Architecture
WARNING
This page is still under construction and will be updated soon.
RDF-Connect consists of pipelines, processors, runners, orchestrators, and channels, each playing a crucial role in the data processing ecosystem. In the diagram above, an example pipeline flow is illustrated, showing how different components interact with each other. When a user starts a pipeline configuration file (e.g., pipeline.ttl
), the orchestrator will be initialized. Depending on the pipeline, the orchestrator will instantiate various runners for different environments. An environment can differ in terms of programming language, runtime, or execution context. For example, a processor written in JavaScript or TypeScript might be handled by a Node-based runner such as a NodeRunner or a BunRunner, depending on specific preferences or requirements. Similarly, processors written in Java or Kotlin would require a JvmRunner to provide the appropriate runtime support. Beyond language, environments also vary in where the runner is instantiated—some runners may operate locally on the same machine as the orchestrator, while others may be spun up on external infrastructure, such as remote servers or cloud-based services, following a platform-as-a-service model.
After the orchestrator is initialized and the runners are instantiated, the runners will start their respective processors. Processors are the core components that perform specific data processing tasks, such as fetching data from an HTTP endpoint, executing a SPARQL query, applying machine learning algorithms, or transforming data using RML (RDF Mapping Language).

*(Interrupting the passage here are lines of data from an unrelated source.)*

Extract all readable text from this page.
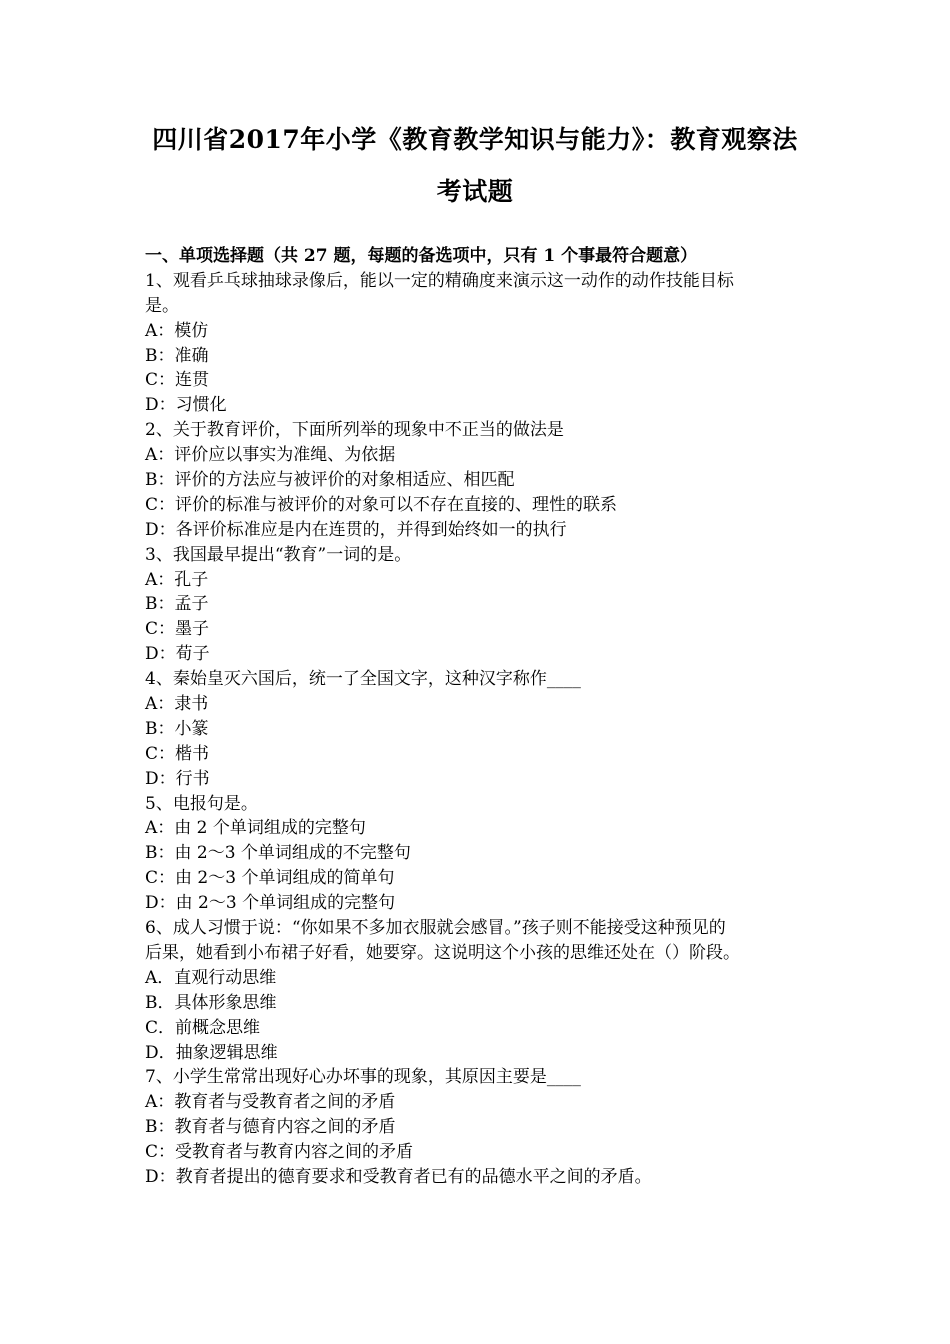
四川省2017年小学《教育教学知识与能力》：教育观察法
考试题
一、单项选择题（共 27 题，每题的备选项中，只有 1 个事最符合题意）
1、观看乒乓球抽球录像后，能以一定的精确度来演示这一动作的动作技能目标
是。
A：模仿
B：准确
C：连贯
D：习惯化
2、关于教育评价，下面所列举的现象中不正当的做法是
A：评价应以事实为准绳、为依据
B：评价的方法应与被评价的对象相适应、相匹配
C：评价的标准与被评价的对象可以不存在直接的、理性的联系
D：各评价标准应是内在连贯的，并得到始终如一的执行
3、我国最早提出“教育”一词的是。
A：孔子
B：孟子
C：墨子
D：荀子
4、秦始皇灭六国后，统一了全国文字，这种汉字称作____
A：隶书
B：小篆
C：楷书
D：行书
5、电报句是。
A：由 2 个单词组成的完整句
B：由 2～3 个单词组成的不完整句
C：由 2～3 个单词组成的简单句
D：由 2～3 个单词组成的完整句
6、成人习惯于说：“你如果不多加衣服就会感冒。”孩子则不能接受这种预见的
后果，她看到小布裙子好看，她要穿。这说明这个小孩的思维还处在（）阶段。
A．直观行动思维
B．具体形象思维
C．前概念思维
D．抽象逻辑思维
7、小学生常常出现好心办坏事的现象，其原因主要是____
A：教育者与受教育者之间的矛盾
B：教育者与德育内容之间的矛盾
C：受教育者与教育内容之间的矛盾
D：教育者提出的德育要求和受教育者已有的品德水平之间的矛盾。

Processors can be written in various programming languages, and each processor is associated with a specific runner that is capable of executing it.
Processors communicate with each other through channels, which are streaming interfaces that allow data to flow between different processing steps.
Learn more about pipelines
At the heart of RDF-Connect is the notion of a pipeline, which defines a structured sequence of processing steps. Each step corresponds to a processor, configured with parameters and paired with an appropriate runner that governs its execution. Pipelines specify the flow of data between processors using readers and writers, forming a streaming architecture in which data is continuously passed along and transformed. The pipeline configuration itself is expressed in RDF, making it semantically explicit and machine-interpretable.
Learn more about processors
A processor is a modular, reusable software component that performs a discrete data processing task. In a typical scenario, a processor receives input data through a reader, transforms it according to its logic, and emits the result via a writer. However, processors are also flexible enough to support single-directional tasks, such as those that only produce or only consume data. Crucially, processors are implementation-agnostic — they can be written in any programming language and integrated into pipelines via language-specific runners. This makes processors the building blocks of RDF-Connect’s cross-language interoperability.
Learn more about runners
A runner is responsible for executing a processor on behalf of the orchestrator. Each runner targets a specific language or execution environment, enabling processors written in different languages to participate seamlessly in a pipeline. For example, a JavaScript processor would be executed using a NodeRunner
, which knows how to initialize and manage JavaScript-based components. In this sense, a runner serves as an execution strategy, abstracting away the platform-specific details of launching and interacting with a processor.
Learn more about orchestrators
The orchestrator is the central component that interprets and runs RDF-Connect pipelines. It parses the RDF-based configuration, initializes and assigns runners, instantiates processors, and manages the data flow between components. Acting as the conductor of the system, the orchestrator ensures that processors execute in the correct order and that data is passed efficiently and correctly through the pipeline. Its role is fundamental to realizing the streaming and semantic integration goals of RDF-Connect.
Learn more about channels
Channels, consisting of readers and writers, provide the streaming interfaces that connect processors within a pipeline. A writer streams data out from a processor, while a reader receives data into a processor. Together, they define how data flows between pipeline steps in an idiomatic and composable way. This separation of concerns allows for flexible data routing and makes it easy to compose and recombine processors across different pipeline configurations.